Second Serve | The Clay Road
From Monte Carlo to Paris, a winding road of sweat, style, and soul. Welcome to the season where tennis becomes art—and nothing comes easy
There is a stretch of calendar time—April through early June—that, to me, resembles less a tennis season and more a painter’s pilgrimage. A winding road through Monte Carlo, Barcelona, Rome, and finally Paris—cities so drenched in history and style that even the ball kids dress like they’re heading to Cannes, not Court Three (see the great article by Racquet Racket). The European clay swing is the Tour de France of tennis: scenic, grueling, and inevitably dust-covered.
Clay, with its red-streaked clothes and bruised socks, is the surface that dares to ask: Do you have the patience for greatness? It’s not a surface for the impulsive or the flashy. It is the medium of suffering and endurance. Of beauty carved out of attrition. It’s no coincidence that I fell in love with tennis here—Roland Garros, a decade ago, where each rally feels like a novella and each match a Russian epic. I still remember Wawrinka–Murray in 2017—five and a half hours of emotional chiaroscuro and defiant brushstrokes. If they’d held it in the Louvre, the tourists might’ve finally looked up from the Mona Lisa. No sport teaches you more about the psychology of delayed gratification than clay-court tennis.
Hard courts reward aggression. Grass courts favour instinct. But clay? Clay rewards resolve. Sliding into a forehand on the red dirt is not unlike mixing pigment on a palette. Every shot leaves a mark. You don’t so much play on clay as etch yourself into it.
Carlos Alcaraz is clay’s new prodigy—already painting like late-period Picasso, unburdened by convention and gleefully chaotic. All invention and instinct, bold and often a little mad—in the best sense—he layers drop shots, tweeners, and tomahawk smashes across the canvas. Even five-hour matches feel like improvisational sketches: unpredictable, entirely his own—and unforgettable.
Nadal, of course, was Caravaggio—dark, powerful, elemental. His Roland Garros matches were spiritual exercises, every point an act of penance and strength. The clay obeyed him. But no more. Now it mourns.

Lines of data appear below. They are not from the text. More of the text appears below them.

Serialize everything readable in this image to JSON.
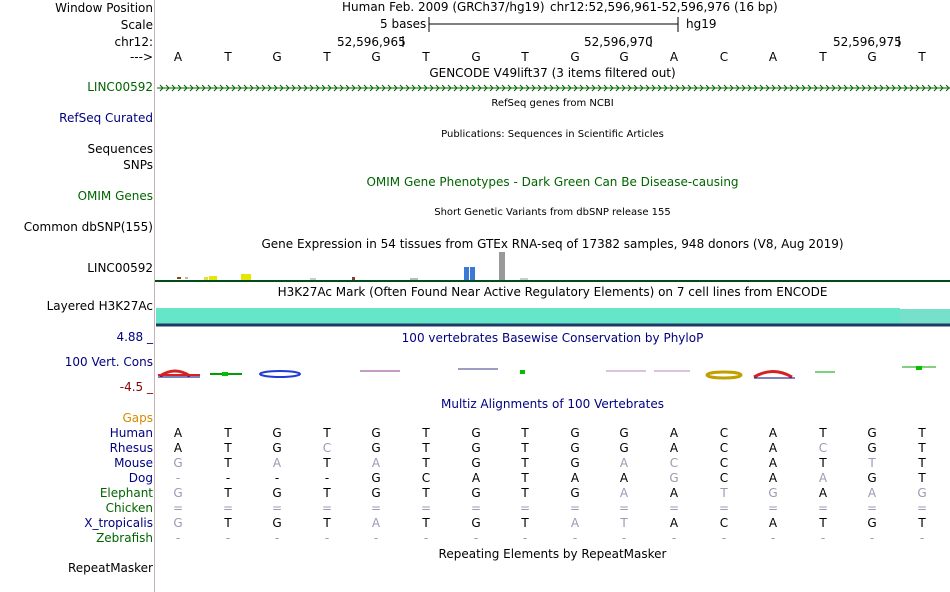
{
  "labels": {
    "window_position": "Window Position",
    "scale": "Scale",
    "chrom": "chr12:",
    "strand_arrow": "--->",
    "linc_gencode": "LINC00592",
    "refseq": "RefSeq Curated",
    "sequences": "Sequences",
    "snps": "SNPs",
    "omim": "OMIM Genes",
    "common_snp": "Common dbSNP(155)",
    "linc_gtex": "LINC00592",
    "h3k27ac": "Layered H3K27Ac",
    "phylop_max": "4.88 _",
    "cons": "100 Vert. Cons",
    "phylop_min": "-4.5 _",
    "gaps": "Gaps",
    "repeatmasker": "RepeatMasker"
  },
  "header": {
    "assembly": "Human Feb. 2009 (GRCh37/hg19)",
    "position": "chr12:52,596,961-52,596,976 (16 bp)",
    "scale_text": "5 bases",
    "scale_db": "hg19",
    "coords": [
      "52,596,965",
      "52,596,970",
      "52,596,975"
    ]
  },
  "sequence": [
    "A",
    "T",
    "G",
    "T",
    "G",
    "T",
    "G",
    "T",
    "G",
    "G",
    "A",
    "C",
    "A",
    "T",
    "G",
    "T"
  ],
  "tracks": {
    "gencode": "GENCODE V49lift37 (3 items filtered out)",
    "refseq": "RefSeq genes from NCBI",
    "publications": "Publications: Sequences in Scientific Articles",
    "omim": "OMIM Gene Phenotypes - Dark Green Can Be Disease-causing",
    "dbsnp": "Short Genetic Variants from dbSNP release 155",
    "gtex": "Gene Expression in 54 tissues from GTEx RNA-seq of 17382 samples, 948 donors (V8, Aug 2019)",
    "h3k27ac": "H3K27Ac Mark (Often Found Near Active Regulatory Elements) on 7 cell lines from ENCODE",
    "phylop": "100 vertebrates Basewise Conservation by PhyloP",
    "multiz": "Multiz Alignments of 100 Vertebrates",
    "repeatmasker": "Repeating Elements by RepeatMasker"
  },
  "alignments": [
    {
      "species": "Human",
      "color": "#000080",
      "bases": "ATGTGTGTGGACATGT",
      "muted": "................"
    },
    {
      "species": "Rhesus",
      "color": "#000080",
      "bases": "ATGCGTGTGGACACGT",
      "muted": "...x.........x.."
    },
    {
      "species": "Mouse",
      "color": "#000080",
      "bases": "GTATATGTGACCATTT",
      "muted": "x.x.x....xx...x."
    },
    {
      "species": "Dog",
      "color": "#000080",
      "bases": "----GCATAAGCAAGT",
      "muted": "x.........x..x.."
    },
    {
      "species": "Elephant",
      "color": "#006400",
      "bases": "GTGTGTGTGAATGAAG",
      "muted": "x........x.xx.xx"
    },
    {
      "species": "Chicken",
      "color": "#006400",
      "bases": "================",
      "muted": "xxxxxxxxxxxxxxxx"
    },
    {
      "species": "X_tropicalis",
      "color": "#000080",
      "bases": "GTGTATGTATACATGT",
      "muted": "x...x...xx......"
    },
    {
      "species": "Zebrafish",
      "color": "#006400",
      "bases": "----------------",
      "muted": "xxxxxxxxxxxxxxxx"
    }
  ],
  "colors": {
    "track_link": "#000080",
    "gene_green": "#006400",
    "h3k27ac_fill": "#66e6c8",
    "gaps_label": "#d28c00"
  }
}
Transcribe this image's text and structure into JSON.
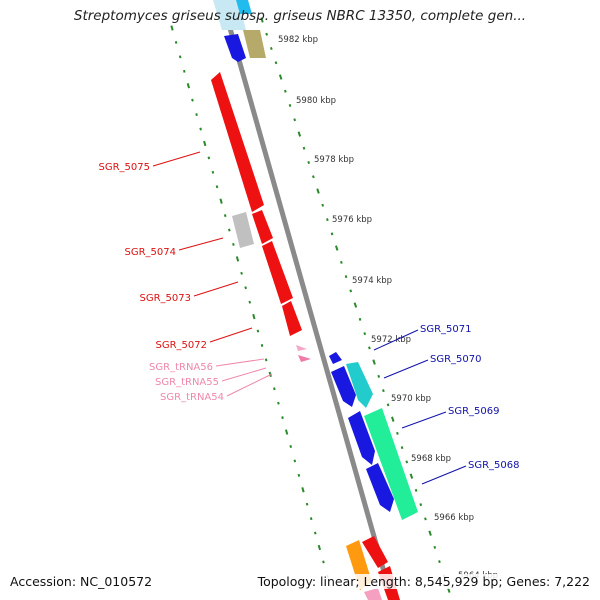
{
  "title": "Streptomyces griseus subsp. griseus NBRC 13350, complete gen...",
  "footer": {
    "accession": "Accession: NC_010572",
    "topology": "Topology: linear; Length: 8,545,929 bp; Genes: 7,222"
  },
  "colors": {
    "backbone": "#888888",
    "tick": "#2a8a2a",
    "reverse_label": "#dd1111",
    "forward_label": "#1111aa",
    "trna_label": "#ee88aa"
  },
  "kbp_labels": [
    "5982 kbp",
    "5980 kbp",
    "5978 kbp",
    "5976 kbp",
    "5974 kbp",
    "5972 kbp",
    "5970 kbp",
    "5968 kbp",
    "5966 kbp",
    "5964 kbp"
  ],
  "gene_labels": {
    "reverse": [
      "SGR_5075",
      "SGR_5074",
      "SGR_5073",
      "SGR_5072"
    ],
    "trna": [
      "SGR_tRNA56",
      "SGR_tRNA55",
      "SGR_tRNA54"
    ],
    "forward": [
      "SGR_5071",
      "SGR_5070",
      "SGR_5069",
      "SGR_5068"
    ]
  }
}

Enter Sinner, the Da Vinci of this cohort—his strokes are anatomical studies, engineered elegance. Clay remains his most elusive muse—a surface that blunts his precision with messiness. But then again—Leonardo sketched flight centuries before anyone flew. So who’s to say Sinner won’t yet master this gritty realm? He’s definitely got the temperament for it—he once showed more visible frustration over a lukewarm plate of pasta than a five-set loss.
Andrey Rublev remains the clay contender no one quite remembers to fear—until it’s too late. His game is all fire and fury, a barrage of forehands that seem less hit than hurled. Every shot comes with a “BWEH!” and the promise of emotional detonation. On clay, he’s not so much sculpting points as scorching them—but sometimes, that’s exactly what works.
Then there’s Djokovic, still carving lines at 37 like an old master brushing in his final triptych. His clay-court game lacks the radiance of youth, but not the cunning. He’s no longer painting in oils—he’s working in ink and memory. If his body holds, he might yet sketch one more masterpiece in Paris. And if it doesn’t, he’ll still give you three hours of psychological theatre worthy of a standing ovation.
Let’s not forget João Fonseca, still just 18. He moves like a dancer at Carnaval, each slide across the clay a choreographed swirl of rhythm and riotous colour—Tarsila do Amaral’s Abaporu brought to life with topspin and teenage bravado.
Every year I try not to romanticise this season too much. Every year I fail. Spectacularly. Because clay doesn’t just test your shots—it tests your soul. It makes cowards of the powerful and poets of the patient.
And when we reach Paris—where I live—that final stop won’t be just a Slam. It will be the crescendo of something ancient and essential. A reminder that tennis, at its best, is not about domination or data or winners per set. It’s about how long you’re willing to stand in the arena, your shoes full of earth, trading blows under a bruised Parisian sky, for a chance to carve your name in the clay.
And that, mon ami, is where the art begins. Bring your brushes—and fresh socks. Let’s start the clay season.
Who’s your clay-court artist this season?
I still can’t believe that Wawrinka–Murray match was my first ever live tennis game. Five and a half hours of grit, drama, and clay flying everywhere—and you called it a ‘Russian novel in motion’ at the time, which stuck with me. I’ve been hooked on tennis (and suffering) ever since! Thank you!
For now I 'll go for Alcaraz but somehow he's lacking some consistency in his game, with unexpected losses. We have to wait for the best player to return and check how fit he is. Is Sinner still at the top of the game?